Getting Started

The Cape Documentation Agent is a documentation intelligence layer for cape.io. It ingests documentation from multiple sources — Markdown files, OpenAPI specs, Confluence — into a single PostgreSQL vector store, and exposes that knowledge through several consumption surfaces.

Architecture

Sources                    Knowledge Base              Surfaces
──────────────────────     ────────────────────────    ────────────────────────
Markdown files         ──► Documents + Chunks      ──► Chat (embedded in Cape)
OpenAPI specs          ──► Vector embeddings        ──► REST API
Confluence pages       ──► (PostgreSQL + pgvector)  ──► MCP server (Claude/Cursor)
CI/CD pipelines        ──►                          ──► FAQ page

Every surface reads from the same store. The difference between modes is how much context is retrieved, and how the output is structured.

Namespaces

All content is partitioned by namespace. Queries are always scoped — namespaces are never mixed unless explicitly requested.

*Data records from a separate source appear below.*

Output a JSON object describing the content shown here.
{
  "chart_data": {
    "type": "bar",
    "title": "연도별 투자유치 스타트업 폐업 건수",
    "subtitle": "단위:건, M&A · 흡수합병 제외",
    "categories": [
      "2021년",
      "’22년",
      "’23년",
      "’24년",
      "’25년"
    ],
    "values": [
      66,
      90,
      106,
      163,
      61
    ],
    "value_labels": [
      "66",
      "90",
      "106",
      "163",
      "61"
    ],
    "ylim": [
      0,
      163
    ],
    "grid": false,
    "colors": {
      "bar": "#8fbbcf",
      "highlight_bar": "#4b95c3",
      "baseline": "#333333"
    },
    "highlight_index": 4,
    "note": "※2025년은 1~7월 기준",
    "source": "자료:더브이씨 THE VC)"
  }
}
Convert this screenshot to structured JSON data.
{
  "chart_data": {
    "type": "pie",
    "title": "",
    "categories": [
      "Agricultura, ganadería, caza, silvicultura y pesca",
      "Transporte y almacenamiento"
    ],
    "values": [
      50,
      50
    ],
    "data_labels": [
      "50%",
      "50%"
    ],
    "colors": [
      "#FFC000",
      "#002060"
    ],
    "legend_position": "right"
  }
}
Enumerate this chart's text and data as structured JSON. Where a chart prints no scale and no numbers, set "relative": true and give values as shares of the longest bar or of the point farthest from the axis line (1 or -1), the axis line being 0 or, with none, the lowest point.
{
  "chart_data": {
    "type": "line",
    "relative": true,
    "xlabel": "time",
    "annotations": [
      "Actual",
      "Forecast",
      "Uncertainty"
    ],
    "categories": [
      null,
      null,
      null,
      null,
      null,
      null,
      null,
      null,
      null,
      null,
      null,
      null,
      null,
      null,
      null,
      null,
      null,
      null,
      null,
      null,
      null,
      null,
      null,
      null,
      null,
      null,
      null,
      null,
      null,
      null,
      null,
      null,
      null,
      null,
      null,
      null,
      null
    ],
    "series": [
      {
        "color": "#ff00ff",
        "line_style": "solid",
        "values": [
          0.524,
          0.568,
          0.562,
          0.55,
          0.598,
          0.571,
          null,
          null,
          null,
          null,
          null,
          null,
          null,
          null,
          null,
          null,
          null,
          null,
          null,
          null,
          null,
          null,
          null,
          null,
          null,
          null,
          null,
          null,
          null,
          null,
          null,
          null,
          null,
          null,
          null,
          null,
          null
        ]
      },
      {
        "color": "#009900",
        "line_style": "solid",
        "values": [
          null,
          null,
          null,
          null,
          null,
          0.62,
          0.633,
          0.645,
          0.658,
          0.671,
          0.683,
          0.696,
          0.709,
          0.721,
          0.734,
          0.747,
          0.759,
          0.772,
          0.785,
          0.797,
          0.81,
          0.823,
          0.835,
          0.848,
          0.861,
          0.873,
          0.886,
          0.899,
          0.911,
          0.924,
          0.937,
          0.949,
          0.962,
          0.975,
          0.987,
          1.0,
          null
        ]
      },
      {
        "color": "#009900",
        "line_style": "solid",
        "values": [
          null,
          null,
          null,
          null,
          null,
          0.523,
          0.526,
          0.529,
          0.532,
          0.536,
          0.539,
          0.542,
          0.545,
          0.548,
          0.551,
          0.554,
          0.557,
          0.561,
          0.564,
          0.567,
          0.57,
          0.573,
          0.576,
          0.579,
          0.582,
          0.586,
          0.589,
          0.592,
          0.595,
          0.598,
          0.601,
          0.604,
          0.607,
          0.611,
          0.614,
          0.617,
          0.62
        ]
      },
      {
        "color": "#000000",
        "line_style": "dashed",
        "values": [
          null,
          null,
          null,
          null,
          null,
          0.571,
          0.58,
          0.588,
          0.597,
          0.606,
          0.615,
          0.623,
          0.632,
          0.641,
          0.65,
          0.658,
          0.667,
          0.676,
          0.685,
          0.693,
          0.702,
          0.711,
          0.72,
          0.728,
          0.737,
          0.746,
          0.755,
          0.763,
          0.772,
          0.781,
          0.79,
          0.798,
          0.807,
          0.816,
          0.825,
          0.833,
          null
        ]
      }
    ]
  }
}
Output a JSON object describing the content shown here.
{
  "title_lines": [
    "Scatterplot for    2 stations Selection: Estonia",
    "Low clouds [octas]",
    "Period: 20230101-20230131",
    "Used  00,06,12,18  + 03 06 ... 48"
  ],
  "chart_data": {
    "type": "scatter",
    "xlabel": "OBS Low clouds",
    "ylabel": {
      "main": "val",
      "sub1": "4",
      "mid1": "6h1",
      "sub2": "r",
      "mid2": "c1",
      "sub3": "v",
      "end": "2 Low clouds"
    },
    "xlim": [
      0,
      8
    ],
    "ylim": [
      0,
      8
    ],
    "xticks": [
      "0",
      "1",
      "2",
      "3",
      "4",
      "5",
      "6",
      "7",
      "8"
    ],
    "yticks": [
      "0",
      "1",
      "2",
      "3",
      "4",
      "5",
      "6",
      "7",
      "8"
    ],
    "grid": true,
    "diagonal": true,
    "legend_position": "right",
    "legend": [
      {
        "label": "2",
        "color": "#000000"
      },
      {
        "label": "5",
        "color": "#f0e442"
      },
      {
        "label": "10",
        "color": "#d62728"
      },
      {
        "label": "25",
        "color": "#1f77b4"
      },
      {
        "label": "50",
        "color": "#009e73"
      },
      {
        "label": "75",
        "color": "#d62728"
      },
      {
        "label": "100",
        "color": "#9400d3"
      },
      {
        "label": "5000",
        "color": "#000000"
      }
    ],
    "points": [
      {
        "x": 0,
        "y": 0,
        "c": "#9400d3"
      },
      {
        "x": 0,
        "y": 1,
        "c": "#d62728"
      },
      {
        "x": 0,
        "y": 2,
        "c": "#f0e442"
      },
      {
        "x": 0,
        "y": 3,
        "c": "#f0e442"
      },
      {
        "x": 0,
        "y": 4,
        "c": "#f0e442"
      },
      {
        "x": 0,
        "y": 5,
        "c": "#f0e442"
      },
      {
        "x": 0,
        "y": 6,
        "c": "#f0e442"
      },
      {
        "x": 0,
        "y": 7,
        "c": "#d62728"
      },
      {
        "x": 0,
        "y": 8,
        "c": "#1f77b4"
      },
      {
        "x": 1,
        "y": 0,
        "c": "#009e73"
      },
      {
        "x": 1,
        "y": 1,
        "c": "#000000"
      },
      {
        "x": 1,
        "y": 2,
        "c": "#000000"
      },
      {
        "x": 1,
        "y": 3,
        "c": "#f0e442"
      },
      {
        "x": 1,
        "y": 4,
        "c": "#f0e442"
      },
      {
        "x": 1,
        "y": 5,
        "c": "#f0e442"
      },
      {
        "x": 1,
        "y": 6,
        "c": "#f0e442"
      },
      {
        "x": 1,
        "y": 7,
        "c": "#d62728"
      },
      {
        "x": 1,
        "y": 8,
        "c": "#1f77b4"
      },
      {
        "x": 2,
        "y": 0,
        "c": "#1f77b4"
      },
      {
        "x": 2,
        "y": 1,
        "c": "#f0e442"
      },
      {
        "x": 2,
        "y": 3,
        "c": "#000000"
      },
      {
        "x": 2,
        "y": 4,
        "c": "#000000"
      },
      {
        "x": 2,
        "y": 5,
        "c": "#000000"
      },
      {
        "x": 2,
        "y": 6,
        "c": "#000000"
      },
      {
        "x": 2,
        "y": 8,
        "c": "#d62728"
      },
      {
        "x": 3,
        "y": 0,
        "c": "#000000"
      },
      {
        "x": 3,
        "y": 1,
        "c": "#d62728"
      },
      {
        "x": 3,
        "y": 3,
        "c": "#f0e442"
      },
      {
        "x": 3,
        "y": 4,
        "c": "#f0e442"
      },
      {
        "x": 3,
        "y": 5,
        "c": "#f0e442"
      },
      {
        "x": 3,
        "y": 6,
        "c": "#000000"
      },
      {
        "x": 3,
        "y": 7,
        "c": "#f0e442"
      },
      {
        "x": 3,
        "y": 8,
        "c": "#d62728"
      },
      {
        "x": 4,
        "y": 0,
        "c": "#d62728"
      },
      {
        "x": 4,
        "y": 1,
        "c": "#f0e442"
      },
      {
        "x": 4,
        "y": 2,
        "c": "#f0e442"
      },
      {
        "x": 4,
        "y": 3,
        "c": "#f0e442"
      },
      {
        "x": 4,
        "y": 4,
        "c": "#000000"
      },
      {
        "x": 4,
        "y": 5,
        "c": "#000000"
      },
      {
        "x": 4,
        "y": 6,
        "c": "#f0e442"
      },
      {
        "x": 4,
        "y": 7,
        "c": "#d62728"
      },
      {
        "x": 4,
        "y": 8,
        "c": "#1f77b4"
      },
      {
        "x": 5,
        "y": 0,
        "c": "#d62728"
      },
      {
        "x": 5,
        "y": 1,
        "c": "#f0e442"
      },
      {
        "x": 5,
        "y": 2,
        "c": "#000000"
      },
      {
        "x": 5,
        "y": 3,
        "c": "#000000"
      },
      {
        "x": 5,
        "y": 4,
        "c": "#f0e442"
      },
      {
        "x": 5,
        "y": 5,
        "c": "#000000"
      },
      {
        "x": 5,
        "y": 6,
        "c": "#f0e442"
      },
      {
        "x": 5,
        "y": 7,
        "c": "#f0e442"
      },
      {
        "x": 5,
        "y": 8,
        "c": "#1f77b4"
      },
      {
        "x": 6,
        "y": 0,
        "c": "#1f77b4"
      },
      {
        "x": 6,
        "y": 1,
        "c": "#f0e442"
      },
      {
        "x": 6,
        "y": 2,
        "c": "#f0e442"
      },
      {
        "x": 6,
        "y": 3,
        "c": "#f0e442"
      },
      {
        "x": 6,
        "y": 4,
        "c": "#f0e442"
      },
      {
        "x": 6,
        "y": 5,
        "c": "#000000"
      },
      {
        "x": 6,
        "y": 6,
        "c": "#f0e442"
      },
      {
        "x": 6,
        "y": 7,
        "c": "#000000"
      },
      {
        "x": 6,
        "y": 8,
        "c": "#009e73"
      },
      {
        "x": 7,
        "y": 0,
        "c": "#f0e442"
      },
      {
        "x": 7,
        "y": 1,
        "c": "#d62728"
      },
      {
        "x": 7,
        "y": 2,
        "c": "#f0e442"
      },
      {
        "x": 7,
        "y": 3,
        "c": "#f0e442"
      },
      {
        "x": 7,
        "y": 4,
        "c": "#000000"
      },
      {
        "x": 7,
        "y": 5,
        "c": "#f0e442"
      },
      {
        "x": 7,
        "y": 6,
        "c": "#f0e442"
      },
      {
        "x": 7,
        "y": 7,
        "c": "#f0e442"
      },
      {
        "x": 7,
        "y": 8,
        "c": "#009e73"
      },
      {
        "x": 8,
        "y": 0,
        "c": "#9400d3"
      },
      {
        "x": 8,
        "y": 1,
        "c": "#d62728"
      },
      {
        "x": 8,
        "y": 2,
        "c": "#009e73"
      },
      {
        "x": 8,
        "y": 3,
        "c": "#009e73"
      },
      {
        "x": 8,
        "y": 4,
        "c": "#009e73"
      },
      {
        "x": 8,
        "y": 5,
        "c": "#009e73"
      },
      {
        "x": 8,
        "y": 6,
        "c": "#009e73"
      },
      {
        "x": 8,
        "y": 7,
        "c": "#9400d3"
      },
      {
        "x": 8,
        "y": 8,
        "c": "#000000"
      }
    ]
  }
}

NamespaceAudienceAuth required
user_docsCape external customersNo
tech_docsInternal development teamAPI key
api_endpointsDevelopers integrating with CapeAPI key
confluenceInternal teams via ConfluenceAPI key

Retrieval modes

The retrieval parameter controls how context is gathered before generating a response.

Standard — embeds the query, runs a top-K vector similarity search, passes results to the LLM in one call. Fast, one round-trip.

Smart — agentic multi-step process (2–4 LLM calls, max 3 iterations):

  1. Initial top-K search
  2. LLM evaluates whether context is sufficient; identifies gaps
  3. Inspects document outlines (heading paths, no content) to find targeted sections
  4. Fetches those sections; re-evaluates
  5. Generates final answer

Use smart retrieval for complex questions that span multiple document sections.

Chunking strategy

Documents are split hierarchically:

  • Splits at H1/H2/H3 boundaries — each section becomes a parent chunk
  • Parent chunks are further split into child chunks (max ~500 tokens, 100-token overlap)
  • Code blocks are never split mid-block
  • Each child chunk stores its heading breadcrumb (headingPath) so context stays meaningful

Both parent and child chunks are stored. Embeddings are generated on child chunks for precision; retrieval returns parent content for context.

Language support

Language is BCP 47 (en, nl, de, fr). If omitted from a request, it is auto-detected from the user's input and passed to the LLM in the system prompt so responses are returned in the same language.